Herr Miller macht seiner Frau daraufhin klar, dass sie keine Ahnung vom Beten hat (S. 9, Z. 16). Zudem erklärt er nochmals sehr sarkastisch, dass Ferdinand seiner Meinung nach noch kein voller Mann ist (S. 9, Z. 16-20). Dies zeigt er mit einer Metapher: „Die rohe Kraftbrühen der Natur sind Ihro Gnaden zartem Makronenmagen noch zu hart. – Er muss sie erst in der höllischen Pestilenzküche der Bellatristen künstlich aufkochen lassen.“ Hier lassen sich gleich zwei Antithesen erkennen, einmal den Widerspruch von „Natur“ (S. 9, Z. 17) und „künstlich“ (S. 9, Z. 19) sowie den von Himmel und Hölle („Betet“, S. 9, Z. 16, „höllisch“, S. 9, Z. 19, „Feuer“, S.9, Z. 20, 25, „überhimmlisch“, S. 9, Z. 21, „Handvoll Christentum“, S. 9, Z. 23, „Teufelszeug“, S. 10, Z. 1, „Schlaraffenwelt“, S. 10, Z. 2). Auch hiermit möchte Miller zeigen, dass für ihn einerseits die Natürlichkeit der Dinge, zu der für ihn auch die getrennten Stände gehören, andererseits die Christlichkeit sehr bedeutend sind. Es ist aber auch erkenntlich, dass er „Gott“ und „Religion“ nur als Vorwand nutzt.

Mit den beiden Sätzen macht er seine Meinung zur Poesie und Literatur nochmals deutlich, vor allem, dass ein vernünftiger Mann auch ohne diese eine Frau gewinnen kann.

Herr Miller beschwert sich, dass sich Luise sehr viel Unsinn in den Kopf setze und sich schäme, dass er ihr Vater sei. Letztendlich würde sie ihm so einen vernünftigen Schwiegersohn vertreiben, der auch gut für sein Geschäft gewesen wäre, dieses vielleicht sogar übernommen hätte. Nun wolle er Ferdinand befehlen, so schnell wie möglich das Haus zu verlassen (S. 9, Z. 25 – S.10, Z. 9). In dieser Zeit hat er sich so in seine Wut hineingesteigert, dass er nun hitzig aufspringt (S. 10, Z. 7) und weg möchte (S., 10, Z. 10).

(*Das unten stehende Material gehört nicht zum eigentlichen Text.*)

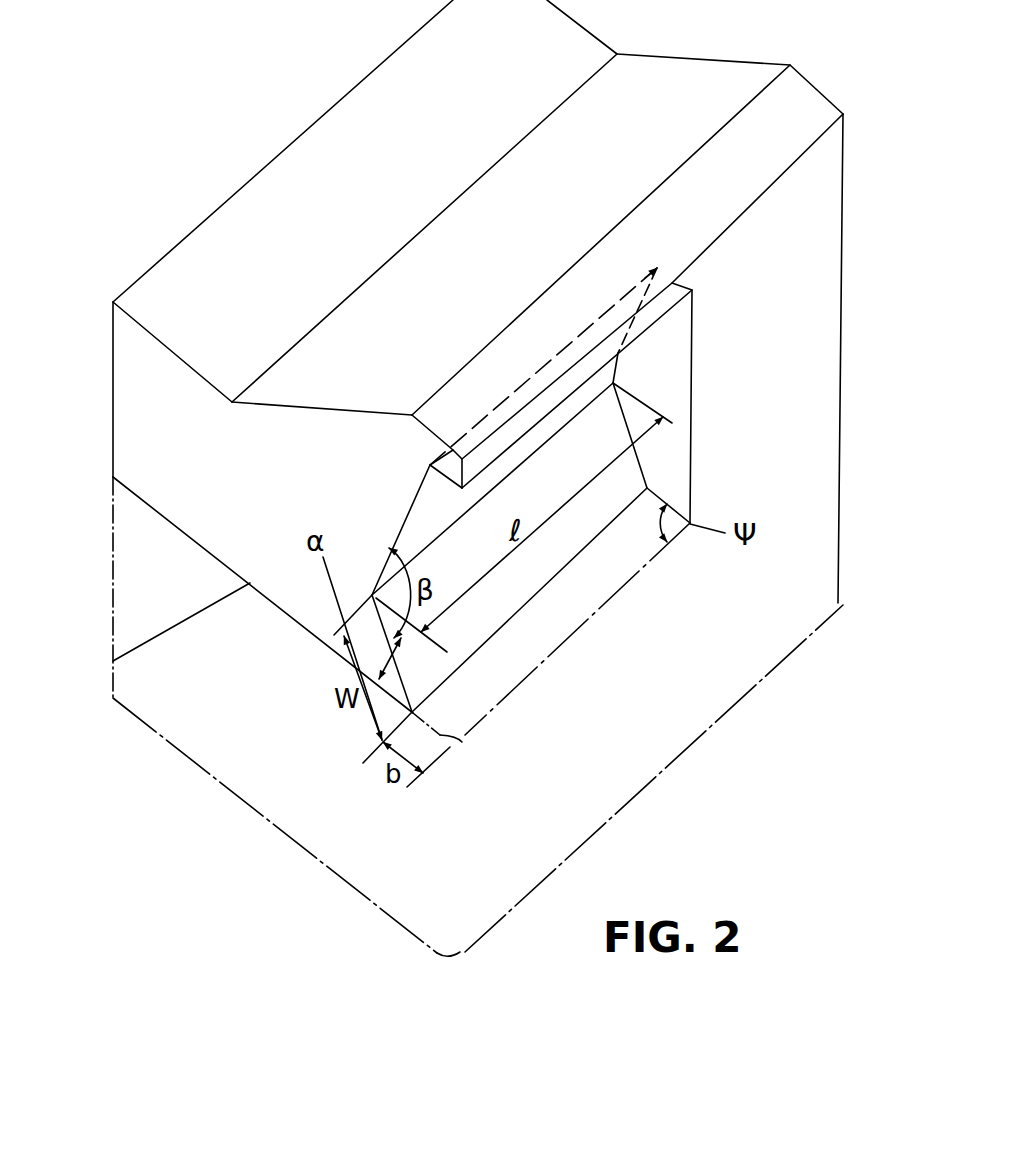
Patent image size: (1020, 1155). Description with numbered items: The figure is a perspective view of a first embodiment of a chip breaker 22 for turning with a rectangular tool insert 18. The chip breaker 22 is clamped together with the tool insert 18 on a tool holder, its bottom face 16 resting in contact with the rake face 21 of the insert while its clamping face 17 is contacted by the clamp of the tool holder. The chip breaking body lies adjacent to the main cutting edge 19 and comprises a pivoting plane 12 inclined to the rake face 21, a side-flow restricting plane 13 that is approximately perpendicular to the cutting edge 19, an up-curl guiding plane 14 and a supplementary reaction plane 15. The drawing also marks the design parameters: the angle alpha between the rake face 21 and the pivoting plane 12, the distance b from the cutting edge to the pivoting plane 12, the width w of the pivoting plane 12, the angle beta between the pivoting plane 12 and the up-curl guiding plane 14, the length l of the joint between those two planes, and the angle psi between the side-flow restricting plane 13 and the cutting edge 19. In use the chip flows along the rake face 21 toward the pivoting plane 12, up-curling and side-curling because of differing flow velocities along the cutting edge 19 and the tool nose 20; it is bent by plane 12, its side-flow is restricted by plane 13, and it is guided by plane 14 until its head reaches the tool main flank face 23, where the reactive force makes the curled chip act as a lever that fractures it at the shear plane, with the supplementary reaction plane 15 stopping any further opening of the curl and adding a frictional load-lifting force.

The pivoting plane 12 is at (572, 527).
The side-flow restricting plane 13 is at (667, 397).
The up-curl guiding plane 14 is at (545, 432).
The supplementary reaction plane 15 is at (658, 321).
The bottom face 16 is at (113, 661).
The clamping face 17 is at (383, 115).
The tool insert 18 is at (150, 578).
The main cutting edge 19 is at (558, 650).
The tool nose 20 is at (462, 742).
The rake face 21 is at (573, 603).
The chip breaker 22 is at (145, 439).
The tool main flank face 23 is at (658, 590).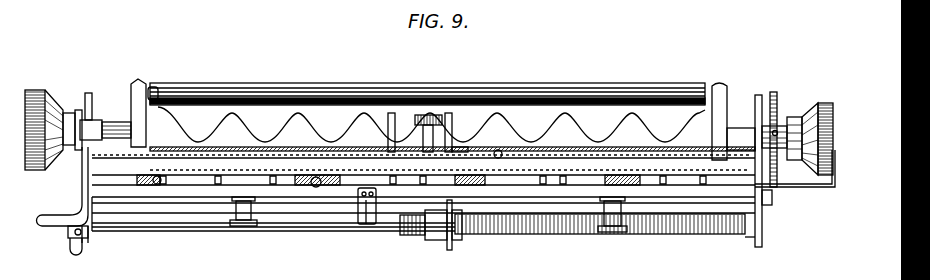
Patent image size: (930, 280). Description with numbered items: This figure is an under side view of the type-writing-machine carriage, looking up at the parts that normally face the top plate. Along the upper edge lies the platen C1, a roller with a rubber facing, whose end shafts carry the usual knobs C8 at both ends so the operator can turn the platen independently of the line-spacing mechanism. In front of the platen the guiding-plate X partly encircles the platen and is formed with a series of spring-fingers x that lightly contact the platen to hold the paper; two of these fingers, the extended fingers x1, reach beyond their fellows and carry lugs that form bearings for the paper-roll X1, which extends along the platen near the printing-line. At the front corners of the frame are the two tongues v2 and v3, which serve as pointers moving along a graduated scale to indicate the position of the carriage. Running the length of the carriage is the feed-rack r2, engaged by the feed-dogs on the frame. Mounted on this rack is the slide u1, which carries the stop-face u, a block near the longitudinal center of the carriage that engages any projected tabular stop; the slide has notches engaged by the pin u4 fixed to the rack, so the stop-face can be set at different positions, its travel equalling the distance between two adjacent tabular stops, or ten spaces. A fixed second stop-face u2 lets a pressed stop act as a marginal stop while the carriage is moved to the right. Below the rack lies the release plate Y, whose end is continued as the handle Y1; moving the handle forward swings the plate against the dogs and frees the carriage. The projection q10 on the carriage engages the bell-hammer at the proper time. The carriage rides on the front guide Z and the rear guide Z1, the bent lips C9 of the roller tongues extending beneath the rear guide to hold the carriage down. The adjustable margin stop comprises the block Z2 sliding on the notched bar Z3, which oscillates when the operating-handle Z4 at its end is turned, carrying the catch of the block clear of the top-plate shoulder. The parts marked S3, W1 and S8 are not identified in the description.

The knob C8 is at (63, 108).
The pointer tongue v2 is at (130, 88).
The release plate Y is at (93, 124).
The extended spring-finger x1 is at (168, 115).
The spring-finger x is at (222, 122).
The pin u4 is at (154, 147).
The slide u1 is at (250, 139).
The stop-face u is at (366, 137).
The notched bar Z3 is at (388, 132).
The rear guide Z1 is at (430, 116).
The second stop-face u2 is at (486, 134).
The platen C1 is at (431, 124).
The feed-rack r2 is at (572, 152).
The bearing S3 is at (615, 176).
The paper-roll X1 is at (552, 94).
The pointer tongue v3 is at (718, 94).
The ratchet rod W1 is at (773, 96).
The bracket S8 is at (782, 188).
The guiding-plate X is at (706, 224).
The front guide Z is at (624, 228).
The lip C9 is at (237, 228).
The margin-stop block Z2 is at (456, 226).
The operating-handle Z4 is at (70, 247).
The bell-hammer projection q10 is at (372, 226).
The release handle Y1 is at (44, 222).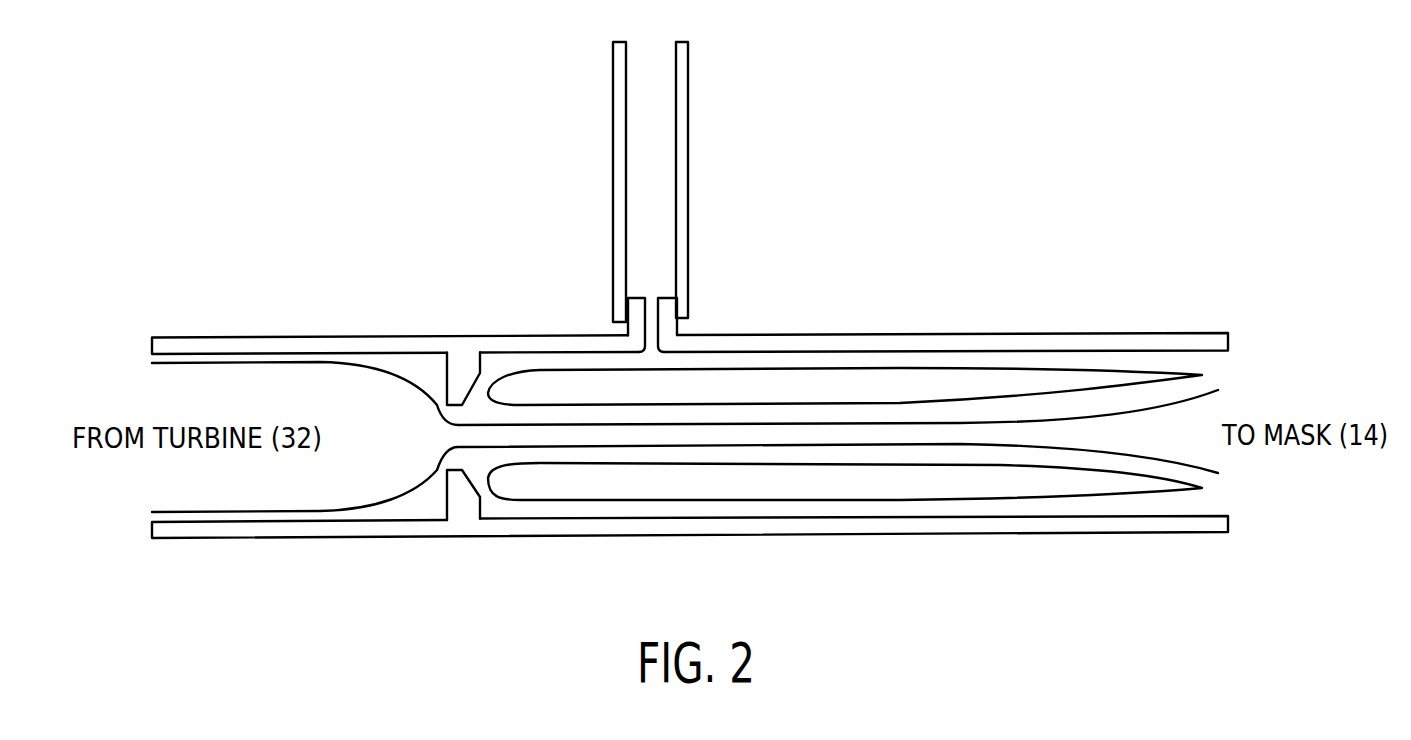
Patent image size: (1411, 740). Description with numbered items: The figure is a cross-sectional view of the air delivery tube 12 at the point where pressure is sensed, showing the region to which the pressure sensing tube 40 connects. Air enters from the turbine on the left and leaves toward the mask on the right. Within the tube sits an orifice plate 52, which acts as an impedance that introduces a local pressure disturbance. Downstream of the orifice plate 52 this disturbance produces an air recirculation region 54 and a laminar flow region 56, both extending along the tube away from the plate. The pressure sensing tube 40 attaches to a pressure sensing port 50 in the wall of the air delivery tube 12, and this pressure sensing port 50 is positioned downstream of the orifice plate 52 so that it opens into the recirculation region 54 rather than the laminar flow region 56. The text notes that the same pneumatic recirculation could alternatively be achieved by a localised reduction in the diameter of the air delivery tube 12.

The air delivery tube 12 is at (690, 324).
The pressure sensing tube 40 is at (683, 98).
The pressure sensing port 50 is at (670, 325).
The orifice plate 52 is at (458, 379).
The air recirculation region 54 is at (955, 483).
The laminar flow region 56 is at (680, 435).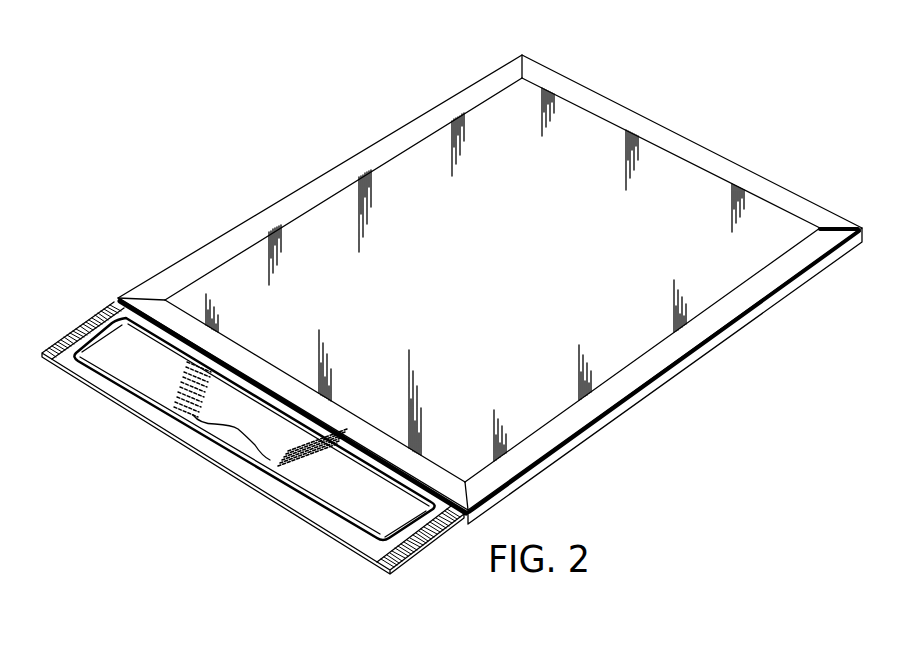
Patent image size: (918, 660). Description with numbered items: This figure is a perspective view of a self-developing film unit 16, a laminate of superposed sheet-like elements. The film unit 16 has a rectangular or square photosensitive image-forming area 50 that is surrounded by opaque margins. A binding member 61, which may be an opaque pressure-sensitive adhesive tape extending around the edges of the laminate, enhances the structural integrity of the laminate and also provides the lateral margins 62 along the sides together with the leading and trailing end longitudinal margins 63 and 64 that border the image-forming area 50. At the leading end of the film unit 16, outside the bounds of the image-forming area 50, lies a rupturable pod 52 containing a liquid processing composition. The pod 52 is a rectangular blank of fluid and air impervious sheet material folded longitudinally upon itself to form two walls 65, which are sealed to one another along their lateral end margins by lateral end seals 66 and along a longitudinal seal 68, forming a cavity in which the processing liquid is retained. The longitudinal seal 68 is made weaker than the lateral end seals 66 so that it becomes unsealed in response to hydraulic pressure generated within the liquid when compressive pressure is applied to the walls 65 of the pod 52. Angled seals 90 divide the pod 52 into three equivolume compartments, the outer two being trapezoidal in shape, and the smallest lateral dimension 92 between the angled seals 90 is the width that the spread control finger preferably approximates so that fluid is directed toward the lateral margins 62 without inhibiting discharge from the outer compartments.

The self-developing film unit 16 is at (492, 58).
The photosensitive image-forming area 50 is at (316, 209).
The rupturable pod 52 is at (421, 568).
The binding member 61 is at (698, 350).
The lateral margins 62 is at (383, 148).
The leading end longitudinal margin 63 is at (347, 425).
The trailing end longitudinal margin 64 is at (717, 166).
The pod walls 65 is at (107, 338).
The lateral end seals 66 is at (70, 337).
The longitudinal seal 68 is at (237, 377).
The angled seals 90 is at (178, 385).
The smallest lateral dimension 92 is at (231, 432).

Seine Frau befiehlt ihm, ruhig zu bleiben und erinnert ihn an die (materiellen) Vorteile der Beziehung zwischen Ferdinand und Luise (S. 10, Z.11-12), doch Herr Miller unterbricht sie mitten im Satz und erklärt ihr, dass er um Essen betteln würde, als seine Tochter zu verkaufen. Sie solle aufhören, Kaffee zu trinken und Tabak zu rauchen und er sei auch satt geworden, bevor Ferdinand eine Beziehung zu Luise begonnen hätte (S. 10, Z. 13-25). Hiermit drückt er aus, dass er seiner Frau mittlerweile zumindest eine Teilschuld gibt, da sie ihm nichts von der Beziehung erzählt hat und diese nur zu ihrem persönlichen Vorteil nutzt, was auch gut an dem Satz „Schier dich zum Satan, infame Kupplerin“ (S. 10, Z. 14-15) erkennen ist.

Sie erwidert darauf jedoch, dass er sich nicht so aufregen soll und sie ja nur meine, dass man Ferdinand nicht vor den Kopf stoßen müsse, nur weil er der Sohn des Präsidenten sei (S. 10, Z. 26 – S. 11, Z. 2). Hier verwendet sie das schwäbisch ausgesprochene, aber französische Wort „disguschtüren“, womit sie ihre feine Bildung ausdrücken möchte und wohl auch ihrem dominanten Mann beweisen möchte, dass sie etwas zu sagen hat und nicht dumm ist.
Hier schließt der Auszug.